Qui n’a jamais rêvé en contemplant des représentations d’architectures où la nature, en étages, nous apparaît si parfaitement contrôlée ? On parle alors de fermes verticales ou de cultures hydroponiques. Une telle agriculture “hors-sol” est activée par les artistes Nicolas Maigret et Maria Roszkowska du duo Disnovation.org qui ont collaboré avec Baruch Gottlieb sur le projet Life Support System. A l’Ars Electronica Center de Linz, un dispositif entièrement automatisé cultive un mètre carré de blé. Mais les céréales sont aussi sous haute surveillance : le système mesure les coûts en électricité, en eau et nutriments qui sont nécessaires à leur croissance. Sur un moniteur connecté à l’installation, spectatrices et spectateurs peuvent suivre les dépenses en temps réel : le soleil simulé par un éclairage, l’air brassé par des ventilateurs et l’eau riche en nutriments. Ces données qui ne sont jamais quantifiées en agriculture traditionnelle sont ici scrupuleusement mesurées. Le kilogramme de blé qui vaut environ un euro dans les rayons de nos supermarchés finira par en coûter quelques centaines dans le contexte de cette exposition intitulée There Is No Planet B. Le coût exorbitant d’une nature artificiellement reconstituée pourrait alors modérer les projets des grands entrepreneurs du numérique qui rêvent d’ailleurs, en l’occurrence de la planète Mars. Mais force est de reconnaître qu’il n’y a guère, pour l’instant, de plan B. Il est par conséquent grand temps de considérer la valeur de ce que la nature nous offre gracieusement quand nous la ménageons.

Théorie du nuage

Cloud Studies

Forensic Architecture, Cloud Studies, 2021.

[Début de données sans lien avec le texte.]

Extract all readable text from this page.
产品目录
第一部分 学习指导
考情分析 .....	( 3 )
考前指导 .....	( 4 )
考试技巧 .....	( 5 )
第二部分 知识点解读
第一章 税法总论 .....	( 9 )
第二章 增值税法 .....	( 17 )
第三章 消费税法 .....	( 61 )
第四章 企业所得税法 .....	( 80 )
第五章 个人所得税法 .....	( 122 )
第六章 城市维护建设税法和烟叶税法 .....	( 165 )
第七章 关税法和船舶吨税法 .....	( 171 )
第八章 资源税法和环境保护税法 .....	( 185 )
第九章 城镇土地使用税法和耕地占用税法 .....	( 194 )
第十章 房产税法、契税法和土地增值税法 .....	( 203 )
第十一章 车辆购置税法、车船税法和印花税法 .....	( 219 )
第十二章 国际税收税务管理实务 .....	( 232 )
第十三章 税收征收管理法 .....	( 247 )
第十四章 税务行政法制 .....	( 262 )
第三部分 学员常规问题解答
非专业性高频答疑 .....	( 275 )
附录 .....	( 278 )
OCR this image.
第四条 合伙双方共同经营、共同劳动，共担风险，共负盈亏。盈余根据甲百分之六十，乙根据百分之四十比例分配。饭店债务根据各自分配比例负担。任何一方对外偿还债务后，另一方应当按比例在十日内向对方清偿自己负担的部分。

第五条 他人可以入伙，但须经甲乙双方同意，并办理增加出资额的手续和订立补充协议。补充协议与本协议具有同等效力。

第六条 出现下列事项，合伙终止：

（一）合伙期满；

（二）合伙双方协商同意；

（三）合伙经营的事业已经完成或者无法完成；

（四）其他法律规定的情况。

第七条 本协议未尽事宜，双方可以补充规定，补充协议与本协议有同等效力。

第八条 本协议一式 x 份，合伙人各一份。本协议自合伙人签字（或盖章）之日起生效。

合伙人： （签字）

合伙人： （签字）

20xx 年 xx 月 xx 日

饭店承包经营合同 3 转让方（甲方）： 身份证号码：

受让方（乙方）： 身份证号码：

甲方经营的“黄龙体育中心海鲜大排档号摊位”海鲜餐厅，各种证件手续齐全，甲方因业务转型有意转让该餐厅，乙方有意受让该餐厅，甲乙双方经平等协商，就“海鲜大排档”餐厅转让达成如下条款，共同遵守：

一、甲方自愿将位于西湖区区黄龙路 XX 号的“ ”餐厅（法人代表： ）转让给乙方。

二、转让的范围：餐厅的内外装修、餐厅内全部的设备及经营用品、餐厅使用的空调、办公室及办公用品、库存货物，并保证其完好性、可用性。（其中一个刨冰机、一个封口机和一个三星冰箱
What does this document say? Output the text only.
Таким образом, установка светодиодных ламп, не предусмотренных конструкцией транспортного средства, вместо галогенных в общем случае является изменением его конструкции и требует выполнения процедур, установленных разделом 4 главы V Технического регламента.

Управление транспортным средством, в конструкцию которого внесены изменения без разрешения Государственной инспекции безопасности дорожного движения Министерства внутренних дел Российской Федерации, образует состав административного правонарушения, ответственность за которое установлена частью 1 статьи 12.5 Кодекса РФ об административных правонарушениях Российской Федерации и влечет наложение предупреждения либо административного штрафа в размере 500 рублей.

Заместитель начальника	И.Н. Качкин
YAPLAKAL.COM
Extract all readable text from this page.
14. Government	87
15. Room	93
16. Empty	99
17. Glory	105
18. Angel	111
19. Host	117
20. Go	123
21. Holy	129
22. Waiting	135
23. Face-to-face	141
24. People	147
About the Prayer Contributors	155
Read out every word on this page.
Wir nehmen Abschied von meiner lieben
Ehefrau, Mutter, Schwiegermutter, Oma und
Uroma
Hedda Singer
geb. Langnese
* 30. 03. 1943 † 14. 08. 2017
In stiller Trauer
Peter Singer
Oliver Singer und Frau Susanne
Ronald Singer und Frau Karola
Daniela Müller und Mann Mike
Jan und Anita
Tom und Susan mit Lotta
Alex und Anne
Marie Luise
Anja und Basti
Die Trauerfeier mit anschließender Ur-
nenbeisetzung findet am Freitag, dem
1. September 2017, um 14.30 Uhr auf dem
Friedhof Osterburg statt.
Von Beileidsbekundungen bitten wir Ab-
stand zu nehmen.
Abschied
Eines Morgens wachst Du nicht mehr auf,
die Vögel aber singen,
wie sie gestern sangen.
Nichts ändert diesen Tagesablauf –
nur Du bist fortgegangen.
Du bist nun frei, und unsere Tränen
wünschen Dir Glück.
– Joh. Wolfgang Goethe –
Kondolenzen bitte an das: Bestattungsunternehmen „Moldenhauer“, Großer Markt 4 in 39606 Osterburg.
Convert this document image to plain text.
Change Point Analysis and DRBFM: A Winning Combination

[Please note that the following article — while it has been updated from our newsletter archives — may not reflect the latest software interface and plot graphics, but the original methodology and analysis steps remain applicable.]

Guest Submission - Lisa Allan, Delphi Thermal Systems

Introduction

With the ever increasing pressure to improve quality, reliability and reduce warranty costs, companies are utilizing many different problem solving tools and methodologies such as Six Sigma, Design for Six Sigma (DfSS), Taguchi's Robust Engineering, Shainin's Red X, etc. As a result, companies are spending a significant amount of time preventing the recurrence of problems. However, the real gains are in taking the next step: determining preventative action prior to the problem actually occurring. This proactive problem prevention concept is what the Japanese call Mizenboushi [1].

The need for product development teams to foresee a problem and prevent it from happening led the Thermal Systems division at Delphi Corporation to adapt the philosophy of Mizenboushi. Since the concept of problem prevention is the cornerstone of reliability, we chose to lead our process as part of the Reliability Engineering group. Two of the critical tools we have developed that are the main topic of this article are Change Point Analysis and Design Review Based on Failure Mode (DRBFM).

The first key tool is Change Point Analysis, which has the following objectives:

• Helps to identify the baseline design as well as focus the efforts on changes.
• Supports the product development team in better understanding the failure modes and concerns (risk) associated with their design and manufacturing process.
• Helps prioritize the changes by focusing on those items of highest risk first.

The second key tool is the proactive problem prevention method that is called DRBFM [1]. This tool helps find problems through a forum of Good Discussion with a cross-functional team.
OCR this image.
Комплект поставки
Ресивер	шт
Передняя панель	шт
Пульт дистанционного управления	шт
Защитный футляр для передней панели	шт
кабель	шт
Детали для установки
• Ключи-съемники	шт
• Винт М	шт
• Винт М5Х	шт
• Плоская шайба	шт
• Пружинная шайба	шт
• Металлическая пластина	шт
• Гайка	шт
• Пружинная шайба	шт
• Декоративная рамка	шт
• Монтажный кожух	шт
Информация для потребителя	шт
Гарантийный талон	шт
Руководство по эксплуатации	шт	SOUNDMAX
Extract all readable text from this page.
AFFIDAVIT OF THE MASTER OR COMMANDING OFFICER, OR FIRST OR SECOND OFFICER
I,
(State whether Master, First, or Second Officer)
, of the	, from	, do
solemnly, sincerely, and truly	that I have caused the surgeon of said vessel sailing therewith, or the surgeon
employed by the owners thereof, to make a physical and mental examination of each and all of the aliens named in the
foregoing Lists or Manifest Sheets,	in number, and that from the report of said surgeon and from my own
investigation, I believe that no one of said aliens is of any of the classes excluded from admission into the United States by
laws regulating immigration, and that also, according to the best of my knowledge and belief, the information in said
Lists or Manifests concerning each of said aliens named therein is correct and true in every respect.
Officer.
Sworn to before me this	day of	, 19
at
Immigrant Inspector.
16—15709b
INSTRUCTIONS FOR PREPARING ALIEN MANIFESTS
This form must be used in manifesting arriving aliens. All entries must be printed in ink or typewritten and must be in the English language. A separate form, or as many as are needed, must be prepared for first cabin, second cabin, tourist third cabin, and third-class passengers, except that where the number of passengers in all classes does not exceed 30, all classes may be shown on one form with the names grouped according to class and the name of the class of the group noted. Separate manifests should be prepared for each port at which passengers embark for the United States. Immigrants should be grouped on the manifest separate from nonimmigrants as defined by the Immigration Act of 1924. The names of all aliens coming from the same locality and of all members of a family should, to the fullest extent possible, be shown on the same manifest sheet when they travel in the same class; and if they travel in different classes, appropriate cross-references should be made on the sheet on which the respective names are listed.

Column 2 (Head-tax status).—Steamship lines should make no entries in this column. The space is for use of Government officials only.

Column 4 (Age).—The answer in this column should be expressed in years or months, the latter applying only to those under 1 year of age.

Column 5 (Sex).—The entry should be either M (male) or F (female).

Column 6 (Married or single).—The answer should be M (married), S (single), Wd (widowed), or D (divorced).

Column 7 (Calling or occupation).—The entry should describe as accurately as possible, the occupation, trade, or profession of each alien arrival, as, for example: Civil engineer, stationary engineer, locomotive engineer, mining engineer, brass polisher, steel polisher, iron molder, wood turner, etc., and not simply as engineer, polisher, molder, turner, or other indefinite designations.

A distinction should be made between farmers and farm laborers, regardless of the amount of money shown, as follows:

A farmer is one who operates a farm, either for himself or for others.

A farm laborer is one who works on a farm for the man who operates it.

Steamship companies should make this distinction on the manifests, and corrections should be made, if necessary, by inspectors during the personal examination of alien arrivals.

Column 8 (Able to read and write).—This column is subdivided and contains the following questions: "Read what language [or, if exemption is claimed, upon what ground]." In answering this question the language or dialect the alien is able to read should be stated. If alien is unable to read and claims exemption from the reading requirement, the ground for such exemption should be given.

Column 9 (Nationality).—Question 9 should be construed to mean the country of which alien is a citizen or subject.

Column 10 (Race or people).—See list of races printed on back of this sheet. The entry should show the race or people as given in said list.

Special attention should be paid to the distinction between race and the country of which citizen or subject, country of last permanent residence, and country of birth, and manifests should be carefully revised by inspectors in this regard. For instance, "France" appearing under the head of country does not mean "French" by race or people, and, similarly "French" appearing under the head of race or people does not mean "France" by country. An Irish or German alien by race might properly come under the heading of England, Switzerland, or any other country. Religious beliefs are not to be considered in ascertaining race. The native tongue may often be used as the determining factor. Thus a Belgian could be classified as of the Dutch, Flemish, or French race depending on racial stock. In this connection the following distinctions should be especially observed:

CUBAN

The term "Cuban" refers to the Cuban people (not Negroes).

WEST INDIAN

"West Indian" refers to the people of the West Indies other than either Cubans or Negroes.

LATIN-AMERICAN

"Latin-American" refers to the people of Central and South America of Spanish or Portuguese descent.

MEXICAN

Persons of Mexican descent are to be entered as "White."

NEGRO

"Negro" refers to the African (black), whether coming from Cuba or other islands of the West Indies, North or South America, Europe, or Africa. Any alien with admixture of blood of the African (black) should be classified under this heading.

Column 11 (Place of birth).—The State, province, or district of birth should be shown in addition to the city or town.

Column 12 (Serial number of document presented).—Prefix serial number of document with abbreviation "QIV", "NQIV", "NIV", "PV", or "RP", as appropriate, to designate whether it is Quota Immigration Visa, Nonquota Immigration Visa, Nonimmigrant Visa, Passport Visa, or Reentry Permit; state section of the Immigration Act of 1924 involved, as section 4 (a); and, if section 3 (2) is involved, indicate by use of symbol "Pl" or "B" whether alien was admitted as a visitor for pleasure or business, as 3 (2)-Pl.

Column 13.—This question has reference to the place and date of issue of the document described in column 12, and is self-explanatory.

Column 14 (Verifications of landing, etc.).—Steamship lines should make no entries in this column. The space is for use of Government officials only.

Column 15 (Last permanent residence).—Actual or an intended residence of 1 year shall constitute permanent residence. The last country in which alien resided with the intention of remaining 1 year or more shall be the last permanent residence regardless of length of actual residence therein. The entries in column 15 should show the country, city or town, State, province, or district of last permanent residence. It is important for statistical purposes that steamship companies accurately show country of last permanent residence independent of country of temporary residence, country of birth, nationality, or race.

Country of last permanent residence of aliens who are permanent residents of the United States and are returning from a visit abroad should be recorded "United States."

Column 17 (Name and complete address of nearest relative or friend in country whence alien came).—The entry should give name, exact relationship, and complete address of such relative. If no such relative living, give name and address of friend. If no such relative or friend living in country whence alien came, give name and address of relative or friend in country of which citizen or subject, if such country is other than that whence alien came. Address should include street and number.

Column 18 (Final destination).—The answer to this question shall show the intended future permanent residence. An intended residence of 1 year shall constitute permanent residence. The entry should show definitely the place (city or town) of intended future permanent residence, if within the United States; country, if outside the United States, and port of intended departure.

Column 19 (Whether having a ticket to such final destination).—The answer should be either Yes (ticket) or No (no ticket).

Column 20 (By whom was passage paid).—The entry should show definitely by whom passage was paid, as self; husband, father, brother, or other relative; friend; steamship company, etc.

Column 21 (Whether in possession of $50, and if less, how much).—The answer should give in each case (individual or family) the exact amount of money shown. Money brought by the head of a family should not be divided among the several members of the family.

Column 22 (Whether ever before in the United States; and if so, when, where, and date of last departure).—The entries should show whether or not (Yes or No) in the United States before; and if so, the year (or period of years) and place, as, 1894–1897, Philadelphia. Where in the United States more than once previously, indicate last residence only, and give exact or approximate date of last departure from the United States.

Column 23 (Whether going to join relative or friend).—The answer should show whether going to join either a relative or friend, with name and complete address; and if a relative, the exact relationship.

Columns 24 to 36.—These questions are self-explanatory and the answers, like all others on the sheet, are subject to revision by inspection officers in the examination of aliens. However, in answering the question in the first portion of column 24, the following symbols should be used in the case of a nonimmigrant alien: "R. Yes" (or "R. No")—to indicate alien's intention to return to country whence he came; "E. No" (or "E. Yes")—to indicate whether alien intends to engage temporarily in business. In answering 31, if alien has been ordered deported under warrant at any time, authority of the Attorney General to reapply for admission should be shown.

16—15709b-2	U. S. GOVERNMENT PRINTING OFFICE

Cette année, le prix Golden Nica de la catégorie Artificial Intelligence & Life Art a été décerné à l’agence de recherche Forensic Architecture basée à l’Université Goldsmiths de Londres. Il s’agit d’un studio regroupant architectes, chercheurs, programmeurs et autres journalistes d’investigation dont les actions se succèdent de tribunaux en conférences en passant par les musées et centres d’art. Plus que jamais, les conflits se mènent au travers d’images interposées. Ensemble, ils en collectent de grandes quantités pour en mesurer tous les détails afin de révéler des vérités autres que celles fournies par les États qui commettent des violences. L’installation vidéo Cloud Studies présentée par Forensic Architecture au sein de l’exposition Cyber Art de l’OK Centrum mêle témoignages sur le vif et reconstitutions tridimensionnelles où le réel est augmenté d’informations graphiques et de données textuelles. Dans un même temps, une voix féminine dont le ton est factuel déroule une narration au fil des cas d’étude. Tous les nuages de cette recherche ont en commun d’émerger de conflits ou d’affrontements. Leur toxicité, quand bien même elle ne soit pas à démontrer, est analysée par l’image selon différents points de vue où les moindres mouvements sont traqués à l’aide d’algorithmes. Le politique est au centre de cette recherche qui se termine par une évocation de la représentation du nuage en peinture. Aussi l’on pense à la Théorie du nuage de 1972 au sein de laquelle Hubert Damisch analyse les représentations picturales de phénomènes atmosphériques pour mieux comprendre les époques. Avec Forensic Architecture, l’étude détaillée des nuages de bombes au phosphore blanc ou de gaz lacrymogène éclaire les contextes sociétaux de leurs émissions à l’international.